In Ticino il fenomeno dell'invecchiamento ha investito anche il sacerdozio. Lo riporta ilCaffé.ch nella sua edizione domenicale. La realtà dei fatti è che ormai i vescovi durante l'ultimo incontro in Vaticano si sono ritrovarti a dover chiedere al Papa di valutare, nei luoghi dove c'è scarsità di preti, il sacerdozio per i diacono con famiglia. Ma infatti, stando alla statistica dell'Annuario della Diocesi di Lugano risultano 220 sacerdoti, fra diocesani e extradiocesani ma c'è una questione: il 25% ha più di 70 anni e il 18% ha superato i 75.

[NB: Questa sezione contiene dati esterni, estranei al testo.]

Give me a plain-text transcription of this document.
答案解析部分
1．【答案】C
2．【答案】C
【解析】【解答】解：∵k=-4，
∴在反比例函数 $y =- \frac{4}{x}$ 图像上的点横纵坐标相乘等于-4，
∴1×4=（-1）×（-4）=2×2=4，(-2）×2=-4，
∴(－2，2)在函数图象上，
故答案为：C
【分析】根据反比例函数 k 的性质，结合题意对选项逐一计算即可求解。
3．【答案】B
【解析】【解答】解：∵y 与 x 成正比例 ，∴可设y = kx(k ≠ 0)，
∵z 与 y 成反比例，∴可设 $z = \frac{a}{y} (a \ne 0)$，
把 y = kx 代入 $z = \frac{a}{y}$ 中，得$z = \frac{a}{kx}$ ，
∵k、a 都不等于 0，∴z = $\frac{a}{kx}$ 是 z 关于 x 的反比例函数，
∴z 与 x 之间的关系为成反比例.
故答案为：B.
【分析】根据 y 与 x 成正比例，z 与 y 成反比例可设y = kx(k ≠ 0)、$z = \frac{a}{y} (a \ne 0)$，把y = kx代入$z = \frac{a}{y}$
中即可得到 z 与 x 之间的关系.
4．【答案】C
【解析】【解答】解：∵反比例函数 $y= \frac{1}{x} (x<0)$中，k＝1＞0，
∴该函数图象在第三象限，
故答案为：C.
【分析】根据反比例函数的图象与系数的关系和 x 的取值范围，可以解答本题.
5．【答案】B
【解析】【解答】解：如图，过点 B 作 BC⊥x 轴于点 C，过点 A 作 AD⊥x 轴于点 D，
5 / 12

Nel nostro cantone di preti diocesani attivi se ne contano 141, ciò vuol dire uno ogni 2500 abitanti. Pochi preti in Ticino e per di più anziani, che si devono occupare di 250 parrocchie su un territorio ampio e disagiato. Negli anni ’50, nel Ticino ancora rurale, all’inizio del boom economico, di preti ce n’erano il doppio.
"L’invecchiamento del clero è un dato di fatto dovuto alla secolarizzazione, alla scarsità delle vocazioni, al calo delle nascita, insomma al fatto che il mondo è cambiato" afferma vicario foraneo del Locarnese don Carmelo Andreatta. In Ticino dunque, pochi preti incentivati ad intraprendere questo percorso e per questo si è pensato di trovare una soluzione, introducendo "la pastorale di rete", ovvero una modalità organizzativa proposta dalla diocesi di Lugano per rimediare all’invecchiamento e alla scarsità del clero. Prevede una collaborazione più intensa fra le varie parrocchie, fra preti e laici.